Segundo levantamento da Embrapa, com dados do IBGE, dezoito produtos da sociobiodiversidade amazônica superaram R$ 11 bilhões em valor de produção em 2022. Desse montante, a maior parte vem de açaí, cacau e castanha-do-pará. Estudo do WRI Brasil prevê que a Nova Economia da Amazônia (NEA) pode adicionar R$ 40 bilhões anuais ao PIB da região até 2050, por meio da conservação de ativos naturais, fortalecimento da bioeconomia e agropecuária e energia de baixa emissão de carbono.

Colheita de camu-camu, fruto que faz parte da cadeia da Deveras Amazônia. — Foto: Divulgação
Colheita de camu-camu, fruto que faz parte da cadeia da Deveras Amazônia. — Foto: Divulgação

Diretor-superintendente do Sebrae do Pará, Rubens Magno lembra que os negócios afetados pelo clima são justamente aqueles que, além de fomentar a economia para comunidades da região, geram renda com “floresta de pé”, ajudando a preservar a Amazônia.

Os efeitos da mudança no clima estão também no radar de grandes empresas.

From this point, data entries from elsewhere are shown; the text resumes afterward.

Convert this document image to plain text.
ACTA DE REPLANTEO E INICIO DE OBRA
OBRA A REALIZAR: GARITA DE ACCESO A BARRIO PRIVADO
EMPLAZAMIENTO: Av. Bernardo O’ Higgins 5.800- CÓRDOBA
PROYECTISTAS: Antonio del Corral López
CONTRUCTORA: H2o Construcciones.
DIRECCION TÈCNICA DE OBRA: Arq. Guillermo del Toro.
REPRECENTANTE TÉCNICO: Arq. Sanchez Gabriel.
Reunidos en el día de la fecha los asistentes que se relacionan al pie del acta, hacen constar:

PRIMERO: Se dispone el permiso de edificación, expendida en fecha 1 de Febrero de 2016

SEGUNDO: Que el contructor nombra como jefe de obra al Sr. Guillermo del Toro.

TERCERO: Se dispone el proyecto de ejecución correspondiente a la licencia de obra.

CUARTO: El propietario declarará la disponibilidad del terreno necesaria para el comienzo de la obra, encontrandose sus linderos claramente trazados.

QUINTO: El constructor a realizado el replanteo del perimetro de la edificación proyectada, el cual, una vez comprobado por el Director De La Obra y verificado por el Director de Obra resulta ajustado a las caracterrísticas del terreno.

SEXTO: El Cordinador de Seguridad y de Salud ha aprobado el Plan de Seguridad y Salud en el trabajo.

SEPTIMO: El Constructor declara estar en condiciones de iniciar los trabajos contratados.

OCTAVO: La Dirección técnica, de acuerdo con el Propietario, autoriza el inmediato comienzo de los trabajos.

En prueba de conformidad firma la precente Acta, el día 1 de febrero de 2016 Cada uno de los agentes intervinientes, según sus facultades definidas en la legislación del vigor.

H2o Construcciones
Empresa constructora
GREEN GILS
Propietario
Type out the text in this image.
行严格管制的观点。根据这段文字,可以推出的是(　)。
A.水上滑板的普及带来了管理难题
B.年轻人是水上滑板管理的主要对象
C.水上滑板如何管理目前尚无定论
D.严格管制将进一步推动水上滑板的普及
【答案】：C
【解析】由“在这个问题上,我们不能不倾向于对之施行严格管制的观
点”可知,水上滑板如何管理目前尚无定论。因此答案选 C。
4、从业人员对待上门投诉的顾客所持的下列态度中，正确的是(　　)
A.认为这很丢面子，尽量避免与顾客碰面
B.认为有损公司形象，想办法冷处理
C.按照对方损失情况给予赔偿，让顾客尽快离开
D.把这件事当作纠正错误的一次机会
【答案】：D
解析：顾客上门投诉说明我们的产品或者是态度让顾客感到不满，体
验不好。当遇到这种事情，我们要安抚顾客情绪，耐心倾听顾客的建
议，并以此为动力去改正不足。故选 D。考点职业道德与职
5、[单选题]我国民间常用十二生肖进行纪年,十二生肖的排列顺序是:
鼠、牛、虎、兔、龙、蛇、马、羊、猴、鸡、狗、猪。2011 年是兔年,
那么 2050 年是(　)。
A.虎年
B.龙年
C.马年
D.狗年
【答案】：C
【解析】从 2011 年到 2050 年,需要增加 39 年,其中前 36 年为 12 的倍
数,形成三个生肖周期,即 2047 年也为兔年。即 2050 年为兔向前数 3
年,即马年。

Com uma cadeia de fornecedores de castanha do Brasil, cupuaçu, patauá, buriti e ucuuba, entre outros, a Natura passou a monitorar e classificar espécies mais vulneráveis às mudanças do clima, como a castanha.

— De modo geral, o período de safra dessas espécies sofreu alterações, como, por exemplo, redução do período, mudança no início e fim da safra, antecipando o início ou postergando o final. Isso ocorre de forma diferente para cada espécie — explica Mauro Costa, gerente sênior de Relacionamento e Abastecimento da Sociobiodiversidade da Natura.

Para garantir o abastecimento dos insumos em risco, a fabricante de cosméticos adotou política de compra diferente, com uma porcentagem acima da demanda real, para formar um estoque de segurança.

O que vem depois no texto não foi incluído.